Plasma levels of mitochondrial and nuclear DNA in patients with massive pulmonary embolism in the emergency department: a prospective cohort study

Abstract

Introduction: Cell-free plasma mitochondrial DNA (mt-DNA) and nuclear DNA (n-DNA) are biomarkers with prognostic utility in conditions associated with a high rate of cell death. This exploratory study aimed to determine the plasma levels of both nucleic acids in patients with massive and submassive pulmonary embolism (PE) and to compare them with other biomarkers, such as heart-type fatty acid-binding protein (H-FABP) and troponin I (Tn-I) METHODS: This was a prospective observational study of 37 consecutive patients with massive PE, 37 patients with submassive PE, and 37 healthy subjects. Quantifications of plasma mt-DNA and n-DNA with real-time quantitative polymerase chain reaction (PCR), and plasma H-FABP and Tn-I by commercial assays, were done on blood samples drawn within 4 hours after presentation at the emergency department.

Results: Plasma mt-DNA and n-DNA concentrations were much higher in patients with massive PE (median, 2,970 GE/ml; interquartile range (IQR), 1,050 to 5,485; and 3,325 GE/ml, IQR: 1,080 to 5,790, respectively) than in patients with submassive PE (870 GE/ml and 1,245 GE/ml, respectively; P < 0.01) or controls (185 GE/ml and 520 GE/ml, respectively). Eighteen patients with massive PE died of a PE-related cause by day 15 of observation. Plasma mt-DNA and n-DNA values were 2.3-fold and 1.9-fold higher in the subgroup of nonsurviving patients than in survivors. H-FABP and Tn-I values were also higher in patients with massive PE who died (7.3 ng/ml and 0.023 ng/ml, respectively) than in those who survived (6.4 ng/ml, and 0.016 ng/ml, respectively). By receiver operating curve (ROC) analysis, the best cutoff values for predicting 15-day mortality were 3,380 GE/ml for mt-DNA, 6.8 ng/ml for H-FABP, 3,625 GE/ml for n-DNA, and 0.020 ng/ml for Tn-I, based on the calculated areas under the curve (AUCs) of 0.89 (95% confidence interval (CI), 0.78 to 0.99), 0.76 (95% CI, 0.69 to 093), 0.73 (95% CI, 0.58 to 0.91), and 0.59 (95% CI, 0.41 to 0.79), respectively. By stepwise logistic regression, a plasma mt-DNA concentration greater than 3,380 GE/ml (adjusted odds ratio (OR), 8.22; 95% CI, 1.72 to 39.18; P < 0.001) and a plasma value of H-FBAP >6.8 ng/ml (OR, 5.36; 95% CI, 1.06 to 27.08; P < 0.01) were the only independent predictors of mortality.
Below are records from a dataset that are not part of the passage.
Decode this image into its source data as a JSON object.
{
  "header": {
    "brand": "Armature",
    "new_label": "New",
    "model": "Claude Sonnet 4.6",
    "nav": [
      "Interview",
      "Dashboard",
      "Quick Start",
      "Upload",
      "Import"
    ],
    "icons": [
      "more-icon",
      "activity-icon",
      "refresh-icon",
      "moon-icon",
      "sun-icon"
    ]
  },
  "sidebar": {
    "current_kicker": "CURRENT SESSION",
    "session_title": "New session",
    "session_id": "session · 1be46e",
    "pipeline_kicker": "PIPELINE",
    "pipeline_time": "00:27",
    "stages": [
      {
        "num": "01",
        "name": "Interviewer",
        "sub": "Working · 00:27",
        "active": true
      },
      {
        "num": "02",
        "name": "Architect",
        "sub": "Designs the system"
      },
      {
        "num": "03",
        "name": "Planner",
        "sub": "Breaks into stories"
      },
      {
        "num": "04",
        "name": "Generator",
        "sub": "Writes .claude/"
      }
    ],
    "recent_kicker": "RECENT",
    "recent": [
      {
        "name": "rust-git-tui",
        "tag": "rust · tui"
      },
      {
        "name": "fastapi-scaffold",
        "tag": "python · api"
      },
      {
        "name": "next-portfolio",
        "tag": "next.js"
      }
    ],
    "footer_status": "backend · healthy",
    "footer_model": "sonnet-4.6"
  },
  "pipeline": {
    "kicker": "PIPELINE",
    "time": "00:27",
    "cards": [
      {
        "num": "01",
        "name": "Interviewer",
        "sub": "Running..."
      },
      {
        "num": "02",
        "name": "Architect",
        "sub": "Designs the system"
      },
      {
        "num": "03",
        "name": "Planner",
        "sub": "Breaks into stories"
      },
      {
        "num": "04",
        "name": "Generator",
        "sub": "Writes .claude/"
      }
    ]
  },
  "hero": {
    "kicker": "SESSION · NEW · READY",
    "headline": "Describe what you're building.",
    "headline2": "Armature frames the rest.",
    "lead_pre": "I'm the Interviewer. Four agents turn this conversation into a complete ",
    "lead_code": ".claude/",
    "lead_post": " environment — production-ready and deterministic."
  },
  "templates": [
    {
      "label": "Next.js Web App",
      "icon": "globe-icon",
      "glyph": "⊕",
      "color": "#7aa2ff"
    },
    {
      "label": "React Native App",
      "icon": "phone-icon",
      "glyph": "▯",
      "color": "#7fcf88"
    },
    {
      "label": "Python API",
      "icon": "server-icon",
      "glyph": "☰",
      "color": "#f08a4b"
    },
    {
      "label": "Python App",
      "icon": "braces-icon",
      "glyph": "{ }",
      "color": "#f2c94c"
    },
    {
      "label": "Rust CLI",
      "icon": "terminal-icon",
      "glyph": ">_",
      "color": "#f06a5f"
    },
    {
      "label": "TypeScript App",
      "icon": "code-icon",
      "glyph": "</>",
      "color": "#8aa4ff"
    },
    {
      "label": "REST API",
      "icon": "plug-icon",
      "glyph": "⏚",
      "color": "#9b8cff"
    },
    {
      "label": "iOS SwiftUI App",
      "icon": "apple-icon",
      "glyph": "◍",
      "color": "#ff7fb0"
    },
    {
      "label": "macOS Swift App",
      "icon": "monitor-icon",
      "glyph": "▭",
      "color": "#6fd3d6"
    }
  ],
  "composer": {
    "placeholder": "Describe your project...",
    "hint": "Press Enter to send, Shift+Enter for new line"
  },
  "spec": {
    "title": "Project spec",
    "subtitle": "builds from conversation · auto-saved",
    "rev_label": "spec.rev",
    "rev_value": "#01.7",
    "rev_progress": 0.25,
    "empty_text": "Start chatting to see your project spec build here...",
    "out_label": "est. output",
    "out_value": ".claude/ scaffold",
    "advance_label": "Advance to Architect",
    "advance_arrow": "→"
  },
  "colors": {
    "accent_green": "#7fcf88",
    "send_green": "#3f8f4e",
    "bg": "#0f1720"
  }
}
Conclusions: mt-DNA and H-FBAP might be promising markers for predicting 15-day mortality in massive PE, with mt-DNA having better prognostic accuracy.

Figure 1

ROC curves for the use of plasma mt-DNA, and H-FBAP concentrations to predict 15-day mortality. Plasma mt-DNA had better predictive value (AUC, 0.89; 95% CI, 0.78 to 0.99) than did plasma H-FBAP (AUC, 0.76; 95% CI, 0.69 to 0.93). The best cut-off value of plasma mt-DNA at admission was 3,380 GE/ml (sensitivity, 94.4%; specificity, 68.4%). The best cut-off value of plasma H-FBAP was 6.8 ng/ml (sensitivity, 88.9%; specificity, 85.7%).

Figure 2

ROC curves for the use of plasma n-DNA and Tn-I, to predict 15-day mortality. The best cut-offs were 3,625 GE/ml for n-DNA, and 0.020 ng/ml for Tn-I, based on the calculated AUCs of 0.73 (95% CI, 0.60 to 0.91) and 0.599 (95% CI, 0.41 to 0.79), respectively.

Figure 3

Kaplan-Meier survival curve analysis according to the plasma concentration of (A) mt-DNA level higher or lower than 3,380 GE/ml; log rank: χ², 13.71; P < 0.001. (B) H-FBAP level higher or lower than 6.8 ng/ml; log rank: χ², 12.65; P < 0.001. (C) n-DNA level higher or lower than 3,625 GE/ml; log rank: χ², 6.84; P < 0.009.